Хватаясь за соломинку, — а вдруг напечатают? — он так глубоко-погрузился в свои рассказы, что с трудом отрывался от стола, чтобы скосить газон или выбить ковры. Семья докатилась до точки. Флора не зря вытерпела двадцать лет почти непрерывного голода. Она была закалена, и только это ее выручало. От недоедания Джек ослаб, потом и вовсе свалился. Просто собраться с мыслями — и это было теперь для него почти невозможно. Он таскал на себе такое тряпье, что пришлось отказаться от единственного вечера в неделю у Мэйбл. В конце концов он дошел до того, что рад был бы опять взяться за угольную тачку на электростанции и получать тридцать долларов в месяц. С каждым днем ему становилось все хуже. Тело терзал голод, душу — неуверенность в будущем. Снова мысли его обратились к самоубийству, как в ту памятную ночь на Беницийской пристани, как в тоскливые дни на Дороге. Если бы Джек не боялся бросить на произвол судьбы Флору и маленького Джонни, он покончил бы с собой. Друг его детства, Фрэнк Эзертон, пишет:
«Джек составлял прощальные письма, как вдруг к нему пришел проститься один приятель — тот тоже решил, что хватит тянуть канитель». По-видимому, стараясь отговорить друга, Джек отыскал такие красноречивые доводы, что заодно разубедил и себя.
И тогда-то, в одно безрадостное утро в конце ноября, на имя Джека пришел тонкий продолговатый конверт из литературного журнала «Трансконтинентальный ежемесячник». Журнал, известный по всей стране, основанный Брет-Гартом в Сан-Франциско в 1868 году. Один из рассказов об Аляске принят! Он послал туда «За тех, кто в пути». Рассказ напечатают! С быстротою молнии он стал подсчитывать в уме: рукопись в пять тысяч слов, десять долларов за тысячу, значит, здесь чек на пятьдесят долларов. Спасен! Можно продолжать писать! Воображение с трепетом срывало пелену, за которой скрывались светлые перспективы будущего. Он опустился на край кровати и дрожащими пальцами надорвал конверт.

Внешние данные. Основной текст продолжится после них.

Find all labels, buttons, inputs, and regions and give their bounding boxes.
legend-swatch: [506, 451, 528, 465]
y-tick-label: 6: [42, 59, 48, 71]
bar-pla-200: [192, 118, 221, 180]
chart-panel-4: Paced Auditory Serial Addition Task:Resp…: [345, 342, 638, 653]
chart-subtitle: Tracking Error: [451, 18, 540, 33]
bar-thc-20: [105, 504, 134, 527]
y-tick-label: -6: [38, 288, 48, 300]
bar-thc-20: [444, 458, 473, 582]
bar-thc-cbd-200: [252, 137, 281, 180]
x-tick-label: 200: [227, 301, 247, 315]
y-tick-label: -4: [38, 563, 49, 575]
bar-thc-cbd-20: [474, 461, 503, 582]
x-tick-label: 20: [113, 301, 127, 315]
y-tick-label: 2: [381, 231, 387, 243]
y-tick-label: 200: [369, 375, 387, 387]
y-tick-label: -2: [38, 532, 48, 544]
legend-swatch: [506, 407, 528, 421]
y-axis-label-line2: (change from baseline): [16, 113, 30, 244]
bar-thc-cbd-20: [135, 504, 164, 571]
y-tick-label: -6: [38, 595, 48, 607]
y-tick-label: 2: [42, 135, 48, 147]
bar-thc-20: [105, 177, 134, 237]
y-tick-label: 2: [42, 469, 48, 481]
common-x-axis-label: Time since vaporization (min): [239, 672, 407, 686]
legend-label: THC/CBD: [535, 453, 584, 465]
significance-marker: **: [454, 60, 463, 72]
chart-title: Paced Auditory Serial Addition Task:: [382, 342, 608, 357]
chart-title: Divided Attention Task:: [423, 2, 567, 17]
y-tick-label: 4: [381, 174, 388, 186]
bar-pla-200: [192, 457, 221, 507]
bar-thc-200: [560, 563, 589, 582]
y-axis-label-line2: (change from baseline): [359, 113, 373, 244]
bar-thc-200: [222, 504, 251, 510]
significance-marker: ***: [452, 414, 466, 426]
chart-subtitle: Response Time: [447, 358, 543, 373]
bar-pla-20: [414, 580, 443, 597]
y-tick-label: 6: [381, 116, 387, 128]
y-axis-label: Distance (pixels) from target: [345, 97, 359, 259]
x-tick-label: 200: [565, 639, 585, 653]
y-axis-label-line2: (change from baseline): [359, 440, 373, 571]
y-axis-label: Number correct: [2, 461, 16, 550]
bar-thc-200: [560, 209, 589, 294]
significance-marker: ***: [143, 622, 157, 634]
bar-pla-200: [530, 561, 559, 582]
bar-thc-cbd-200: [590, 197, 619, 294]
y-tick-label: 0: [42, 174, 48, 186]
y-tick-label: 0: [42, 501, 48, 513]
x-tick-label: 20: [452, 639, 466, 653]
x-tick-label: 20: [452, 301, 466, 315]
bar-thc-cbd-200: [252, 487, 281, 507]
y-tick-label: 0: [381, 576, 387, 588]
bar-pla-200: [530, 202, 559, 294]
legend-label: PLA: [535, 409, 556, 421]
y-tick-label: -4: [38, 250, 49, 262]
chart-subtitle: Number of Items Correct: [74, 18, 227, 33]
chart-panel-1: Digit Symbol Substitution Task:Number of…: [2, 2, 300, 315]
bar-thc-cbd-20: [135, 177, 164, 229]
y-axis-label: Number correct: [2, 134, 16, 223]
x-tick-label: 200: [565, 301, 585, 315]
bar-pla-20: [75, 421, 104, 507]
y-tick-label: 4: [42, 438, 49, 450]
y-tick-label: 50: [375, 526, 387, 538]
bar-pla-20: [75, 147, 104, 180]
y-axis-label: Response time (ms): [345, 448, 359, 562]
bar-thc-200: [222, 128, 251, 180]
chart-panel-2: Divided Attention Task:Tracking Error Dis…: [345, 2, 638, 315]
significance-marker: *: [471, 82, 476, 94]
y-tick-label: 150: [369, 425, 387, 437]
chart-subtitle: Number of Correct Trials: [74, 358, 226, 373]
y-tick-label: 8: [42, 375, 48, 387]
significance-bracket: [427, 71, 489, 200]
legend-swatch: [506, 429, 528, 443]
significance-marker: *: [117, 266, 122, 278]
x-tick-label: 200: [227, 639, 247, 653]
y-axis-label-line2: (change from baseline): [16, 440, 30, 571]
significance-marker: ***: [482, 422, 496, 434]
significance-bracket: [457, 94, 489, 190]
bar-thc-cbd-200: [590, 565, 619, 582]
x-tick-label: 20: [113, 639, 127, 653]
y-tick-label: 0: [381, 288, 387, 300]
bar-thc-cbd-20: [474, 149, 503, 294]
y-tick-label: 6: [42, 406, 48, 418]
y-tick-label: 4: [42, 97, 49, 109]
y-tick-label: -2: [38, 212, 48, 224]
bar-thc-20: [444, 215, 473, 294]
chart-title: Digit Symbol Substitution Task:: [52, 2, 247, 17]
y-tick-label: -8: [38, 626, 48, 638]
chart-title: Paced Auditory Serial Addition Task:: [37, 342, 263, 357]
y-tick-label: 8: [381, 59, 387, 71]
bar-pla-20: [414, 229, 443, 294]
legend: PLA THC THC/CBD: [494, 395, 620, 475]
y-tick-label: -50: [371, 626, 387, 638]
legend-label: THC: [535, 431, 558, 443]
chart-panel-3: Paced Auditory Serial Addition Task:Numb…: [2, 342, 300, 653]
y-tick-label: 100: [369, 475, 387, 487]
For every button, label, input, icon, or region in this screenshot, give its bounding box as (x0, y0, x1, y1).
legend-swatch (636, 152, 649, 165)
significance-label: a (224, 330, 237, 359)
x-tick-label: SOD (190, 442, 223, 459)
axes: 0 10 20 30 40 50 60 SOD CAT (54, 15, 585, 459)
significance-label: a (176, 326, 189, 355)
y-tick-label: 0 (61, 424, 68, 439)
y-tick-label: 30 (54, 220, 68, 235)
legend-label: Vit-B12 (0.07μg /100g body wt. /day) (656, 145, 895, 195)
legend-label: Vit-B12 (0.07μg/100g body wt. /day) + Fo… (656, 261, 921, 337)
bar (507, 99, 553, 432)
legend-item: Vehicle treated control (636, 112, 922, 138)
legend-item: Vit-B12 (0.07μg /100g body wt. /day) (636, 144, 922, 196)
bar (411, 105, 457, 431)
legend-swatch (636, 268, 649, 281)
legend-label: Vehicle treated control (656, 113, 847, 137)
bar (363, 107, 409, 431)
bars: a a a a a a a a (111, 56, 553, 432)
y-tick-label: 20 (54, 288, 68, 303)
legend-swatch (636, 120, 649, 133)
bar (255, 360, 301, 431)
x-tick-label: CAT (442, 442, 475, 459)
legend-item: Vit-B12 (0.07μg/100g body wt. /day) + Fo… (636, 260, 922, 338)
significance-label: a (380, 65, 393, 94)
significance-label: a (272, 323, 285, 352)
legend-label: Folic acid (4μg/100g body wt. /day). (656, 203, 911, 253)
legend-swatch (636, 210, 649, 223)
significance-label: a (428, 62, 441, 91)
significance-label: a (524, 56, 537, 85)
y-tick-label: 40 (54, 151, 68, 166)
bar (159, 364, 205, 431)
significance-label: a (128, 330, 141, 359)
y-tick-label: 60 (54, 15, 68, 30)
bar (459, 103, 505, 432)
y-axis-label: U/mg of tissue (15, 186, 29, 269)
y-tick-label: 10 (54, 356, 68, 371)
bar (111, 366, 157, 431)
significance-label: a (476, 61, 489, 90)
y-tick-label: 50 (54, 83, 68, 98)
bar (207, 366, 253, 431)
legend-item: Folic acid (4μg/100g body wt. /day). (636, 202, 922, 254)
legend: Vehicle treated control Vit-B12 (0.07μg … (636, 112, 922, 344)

Чека не было. В конверте лежало только официальное уведомление редактора, что рассказ «признан годным». По выходе его в свет автор получит пять долларов. Пять долларов! Он просидел над рукописью пять дней! Тот же доллар в день, что и на консервной фабрике, на джутовом заводе, на электростанции, в прачечной! Потрясенный, не в силах шевельнуться, дрожа от озноба, он сидел, уставившись застывшим взглядом, в одну точку. Его одурачили. Легковерный болван! Поверил воскресному приложению! Оказывается, журналы передергивают в игре — платят цент не за слово, а за десять! Да, на такие деньги не проживешь. Содержать семью? Об этом нечего и думать. Пусть он создаст хоть шедевр, пусть пойдет, в ход все, что выводит на бумаге его жирный карандаш. Надежды нет! Богатые — только они могут позволить себе роскошь писать. Он потащится стричь газоны. Он будет выбивать ковры. Надо как-то продержаться, пока освободится место на почте.